A few weekends ago, The Chef had a rare three days off so we packed up the car and hit the road. Our destination? Rockbridge Rainbow Trout and Game Ranch in Rockbridge, Missouri, for a little bit of fishin’. And before you ask, yes, I fished … and I baited my own hook and took my own fish off the line!
Rockbridge Rainbow Trout and Game Ranch is a 3000-plus acre resort nestled in the picturesque Ozark Mountains. Sparkling, crystal clear waters, monumental bluffs, and lush scenery all converge to make one of the most spectacular settings Missouri has to offer. Running through the resort is Spring Creek, replete with beautiful rapids, slow moving currents, sunny shallows, and shaded deep pools. The spring-fed streams are stocked with mature rainbow trout from the ranch’s hatchery and are perfect for both fly-fishing and light tackle fishing.
The Chef and I both grew up fishing with our dads, but we’d never gone together before. The Chef is a fly fisherman, and it was a joy to watch him doing something he loves so much. Since I’ve never fly-fished before, I stuck to the shore and fished with a new rod and reel The Chef bought for me. I can’t tell you who originally said, “A bad day of fishing is better than a good day of work,” but I can tell you he or she is right. The Chef and I both work a lot so it was a true treat to unplug for a few days and spend time getting back to nature.
Yep, that’s The Chef and The Chef’s 2-pound rainbow trout, the biggest fish we caught all weekend. Unfortunatley for us, the trout were spawning and were more interested in each other than anything we had to offer them … so as the saying goes, “The fishing was good; it was the catching that was bad.” But, even though we didn’t catch “the big one,” we still had a wonderful time.
Rockbridge Rainbow Trout and Game Ranch is a catch-and-keep resort (but catch-and-release permits are available for an extra cost), and they clean, fillet, and freeze any fish you catch until you’re ready to go home. On the day we left, we received our trout, perfectly packaged for the ride home.
Both The Chef and I are looking forward to our next trip to Rockbridge Rainbow Trout and Game Ranch … and if you’re looking for a quick get-away, or even a great place for a family vacation, we highly recommend it.
So, just what did we do with the trout we brought home?
There are so many ways to prepare trout, but baking is a great way to bring out the flavors of this fish. One of my favorite ways to bake fish is “en papillote,” which is just a fancy way of saying “in parchment,” which refers to parchment paper used to enclose the fish like an envelope. Baking en papillote is one of the easiest (and usually healthiest) ways of cooking fish, and once you have the technique down, you can use it with any combination of fish and accoutrements you like.
Have you ever prepared fish en papillote?
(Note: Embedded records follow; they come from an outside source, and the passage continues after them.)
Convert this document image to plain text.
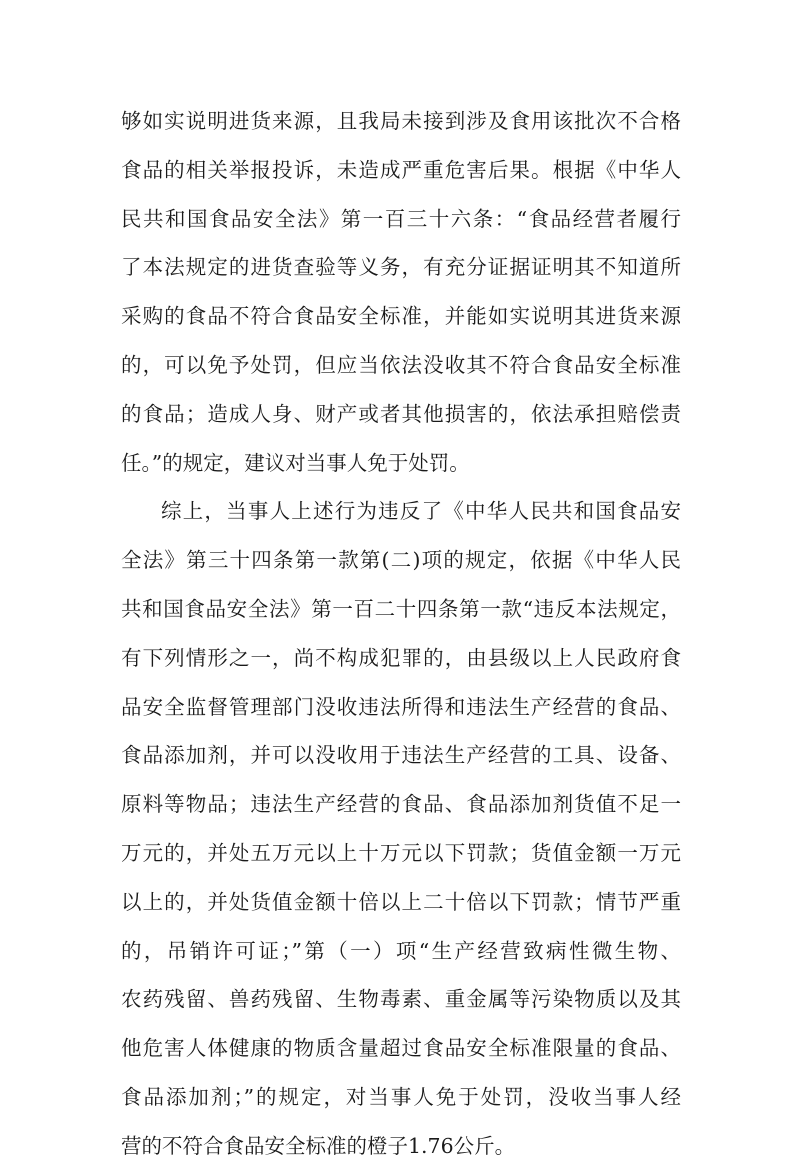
够如实说明进货来源，且我局未接到涉及食用该批次不合格
食品的相关举报投诉，未造成严重危害后果。根据《中华人
民共和国食品安全法》第一百三十六条：“食品经营者履行
了本法规定的进货查验等义务，有充分证据证明其不知道所
采购的食品不符合食品安全标准，并能如实说明其进货来源
的，可以免予处罚，但应当依法没收其不符合食品安全标准
的食品；造成人身、财产或者其他损害的，依法承担赔偿责
任。”的规定，建议对当事人免于处罚。
综上，当事人上述行为违反了《中华人民共和国食品安
全法》第三十四条第一款第(二)项的规定，依据《中华人民
共和国食品安全法》第一百二十四条第一款“违反本法规定，
有下列情形之一，尚不构成犯罪的，由县级以上人民政府食
品安全监督管理部门没收违法所得和违法生产经营的食品、
食品添加剂，并可以没收用于违法生产经营的工具、设备、
原料等物品；违法生产经营的食品、食品添加剂货值不足一
万元的，并处五万元以上十万元以下罚款；货值金额一万元
以上的，并处货值金额十倍以上二十倍以下罚款；情节严重
的，吊销许可证；”第（一）项“生产经营致病性微生物、
农药残留、兽药残留、生物毒素、重金属等污染物质以及其
他危害人体健康的物质含量超过食品安全标准限量的食品、
食品添加剂；”的规定，对当事人免于处罚，没收当事人经
营的不符合食品安全标准的橙子1.76公斤。
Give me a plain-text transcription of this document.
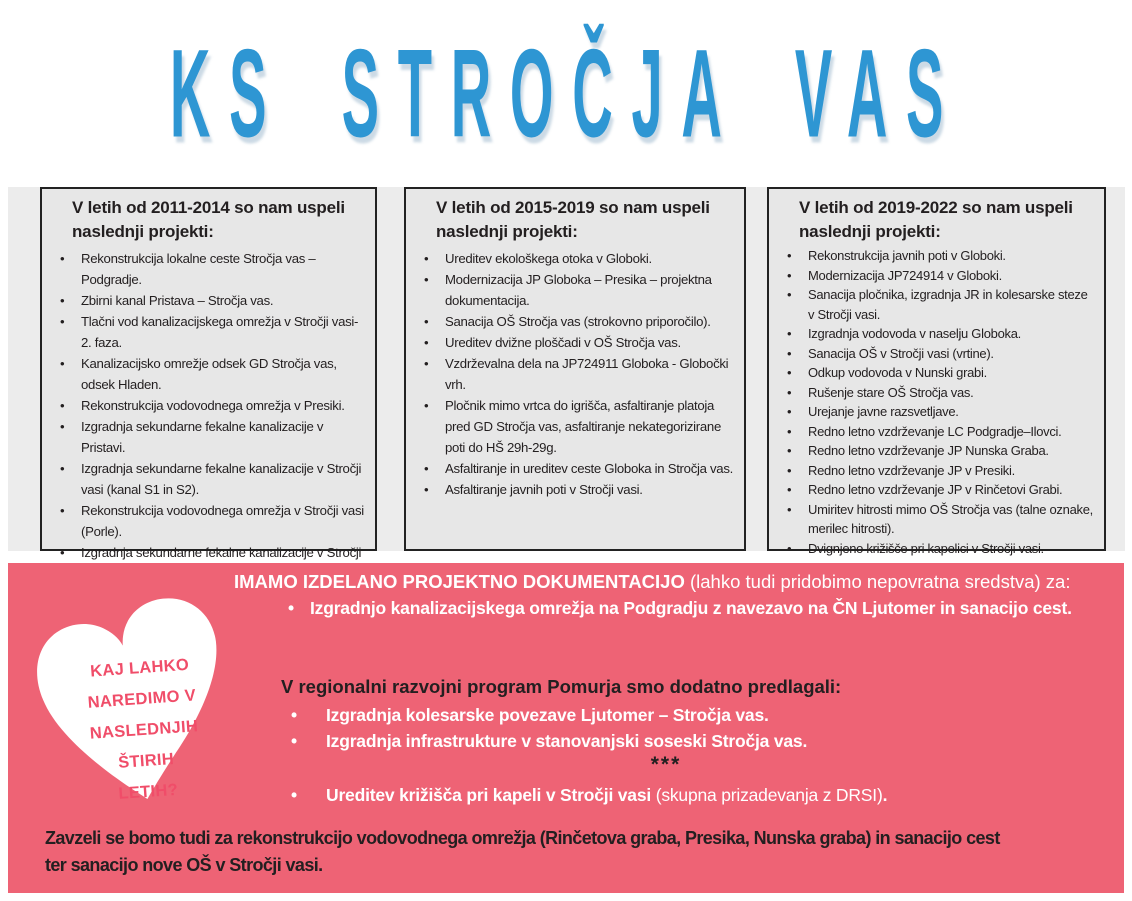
KS STROČJA VAS
V letih od 2011-2014 so nam uspeli naslednji projekti:
• Rekonstrukcija lokalne ceste Stročja vas – Podgradje.
• Zbirni kanal Pristava – Stročja vas.
• Tlačni vod kanalizacijskega omrežja v Stročji vasi-2. faza.
• Kanalizacijsko omrežje odsek GD Stročja vas, odsek Hladen.
• Rekonstrukcija vodovodnega omrežja v Presiki.
• Izgradnja sekundarne fekalne kanalizacije v Pristavi.
• Izgradnja sekundarne fekalne kanalizacije v Stročji vasi (kanal S1 in S2).
• Rekonstrukcija vodovodnega omrežja v Stročji vasi (Porle).
• Izgradnja sekundarne fekalne kanalizacije v Stročji
V letih od 2015-2019 so nam uspeli naslednji projekti:
• Ureditev ekološkega otoka v Globoki.
• Modernizacija JP Globoka – Presika – projektna dokumentacija.
• Sanacija OŠ Stročja vas (strokovno priporočilo).
• Ureditev dvižne ploščadi v OŠ Stročja vas.
• Vzdrževalna dela na JP724911 Globoka - Globočki vrh.
• Pločnik mimo vrtca do igrišča, asfaltiranje platoja pred GD Stročja vas, asfaltiranje nekategorizirane poti do HŠ 29h-29g.
• Asfaltiranje in ureditev ceste Globoka in Stročja vas.
• Asfaltiranje javnih poti v Stročji vasi.
V letih od 2019-2022 so nam uspeli naslednji projekti:
• Rekonstrukcija javnih poti v Globoki.
• Modernizacija JP724914 v Globoki.
• Sanacija pločnika, izgradnja JR in kolesarske steze v Stročji vasi.
• Izgradnja vodovoda v naselju Globoka.
• Sanacija OŠ v Stročji vasi (vrtine).
• Odkup vodovoda v Nunski grabi.
• Rušenje stare OŠ Stročja vas.
• Urejanje javne razsvetljave.
• Redno letno vzdrževanje LC Podgradje–Ilovci.
• Redno letno vzdrževanje JP Nunska Graba.
• Redno letno vzdrževanje JP v Presiki.
• Redno letno vzdrževanje JP v Rinčetovi Grabi.
• Umiritev hitrosti mimo OŠ Stročja vas (talne oznake, merilec hitrosti).
• Dvignjeno križišče pri kapelici v Stročji vasi.
KAJ LAHKO
NAREDIMO V
NASLEDNJIH
ŠTIRIH
LETIH?
IMAMO IZDELANO PROJEKTNO DOKUMENTACIJO (lahko tudi pridobimo nepovratna sredstva) za:
• Izgradnjo kanalizacijskega omrežja na Podgradju z navezavo na ČN Ljutomer in sanacijo cest.
V regionalni razvojni program Pomurja smo dodatno predlagali:
• Izgradnja kolesarske povezave Ljutomer – Stročja vas.
• Izgradnja infrastrukture v stanovanjski soseski Stročja vas.
***
• Ureditev križišča pri kapeli v Stročji vasi (skupna prizadevanja z DRSI).
Zavzeli se bomo tudi za rekonstrukcijo vodovodnega omrežja (Rinčetova graba, Presika, Nunska graba) in sanacijo cest ter sanacijo nove OŠ v Stročji vasi.
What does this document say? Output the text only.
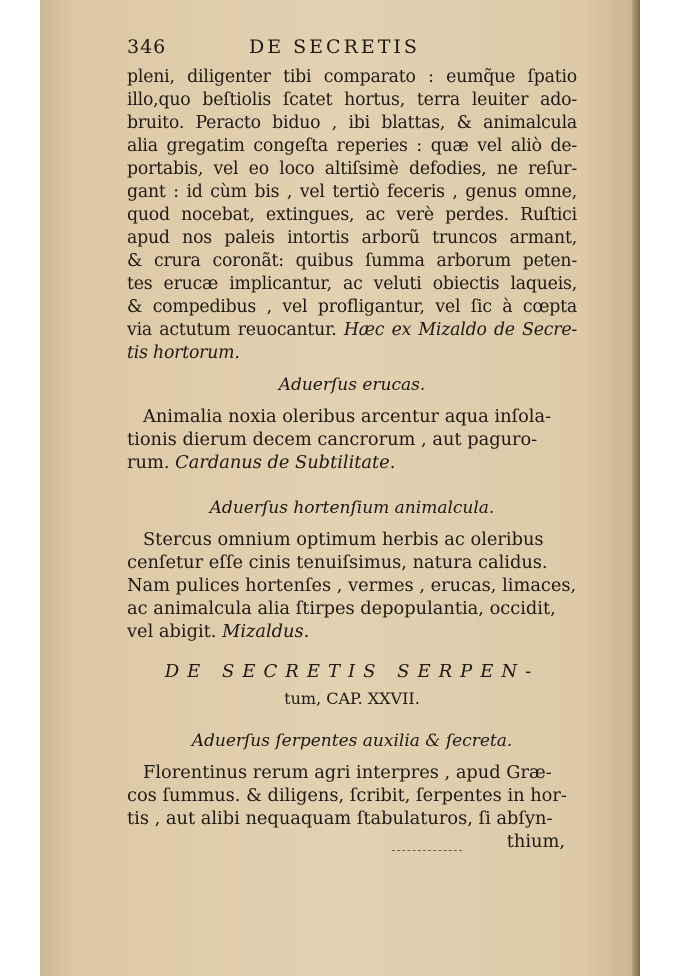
346	DE SECRETIS
pleni, diligenter tibi comparato : eumq̃ue ſpatio
illo,quo beſtiolis ſcatet hortus, terra leuiter ado-
bruito. Peracto biduo , ibi blattas, & animalcula
alia gregatim congeſta reperies : quæ vel aliò de-
portabis, vel eo loco altiſsimè defodies, ne reſur-
gant : id cùm bis , vel tertiò feceris , genus omne,
quod nocebat, extingues, ac verè perdes. Ruſtici
apud nos paleis intortis arborũ truncos armant,
& crura coronãt: quibus ſumma arborum peten-
tes erucæ implicantur, ac veluti obiectis laqueis,
& compedibus , vel profligantur, vel ſic à cœpta
via actutum reuocantur. Hæc ex Mizaldo de Secre-
tis hortorum.
Aduerſus erucas.
Animalia noxia oleribus arcentur aqua inſola-
tionis dierum decem cancrorum , aut paguro-
rum. Cardanus de Subtilitate.
Aduerſus hortenſium animalcula.
Stercus omnium optimum herbis ac oleribus
cenſetur eſſe cinis tenuiſsimus, natura calidus.
Nam pulices hortenſes , vermes , erucas, limaces,
ac animalcula alia ſtirpes depopulantia, occidit,
vel abigit. Mizaldus.
DE SECRETIS SERPEN-
tum, CAP. XXVII.
Aduerſus ſerpentes auxilia & ſecreta.
Florentinus rerum agri interpres , apud Græ-
cos ſummus. & diligens, ſcribit, ſerpentes in hor-
tis , aut alibi nequaquam ſtabulaturos, ſi abſyn-
thium,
If so, leave me a comment and let me know what you made. If not, I encourage you to give my recipe for trout en papillote a try!
Trout En Papillote
- 1 lemon, cut into 12 thin slices
- 1 small onion, thinly sliced
- 4 cloves garlic, thinly sliced
- 4 rainbow_trout fillets (about 6 ounces each)
- 1 teaspoon salt
- 1 teaspoon pepper
- 1 stick butter, sliced into 8 slices
- 4 bay leaves, dried
1. Preheat oven to 400°.
2. Cut a 16 x 14 inch piece of parchment paper for each trout filet. Fold each sheet of parchment paper in half lengthwise, then cut out a heart-shaped piece from each sheet. Open the parchment “hearts” and lay flat.
3. Lay three lemon slices to one side of each piece of parchment paper, then evenly top each with onion and garlic slices.
4. Lay one trout fillet, skin side down, over each of the lemon/onion/garlic stacks.
5. Sprinkle trout fillets evenly with salt and pepper.
6. Top each trout fillet with 2 butter slices and one bay leaf.
7. Fold the empty side of the parchment paper over the trout. Starting at the top of the heart (ie, not the pointed end), make a series of tiny folds all the way around, then tuck the last fold under the pouch to seal completely.
8. Place the parchment packets on a cookie sheet or baking pan, and bake for 15 minutes (note: paper will brown slightly).
9. Remove parchment packets from oven and place on plates. Carefully cut opening into top of parchment, allowing steam to escape.
10. Remove bay leaves, serve, and enjoy.
Notes: Parchment paper is readily available at most major grocery stores, but if you can’t find it, aluminum foil may be used instead.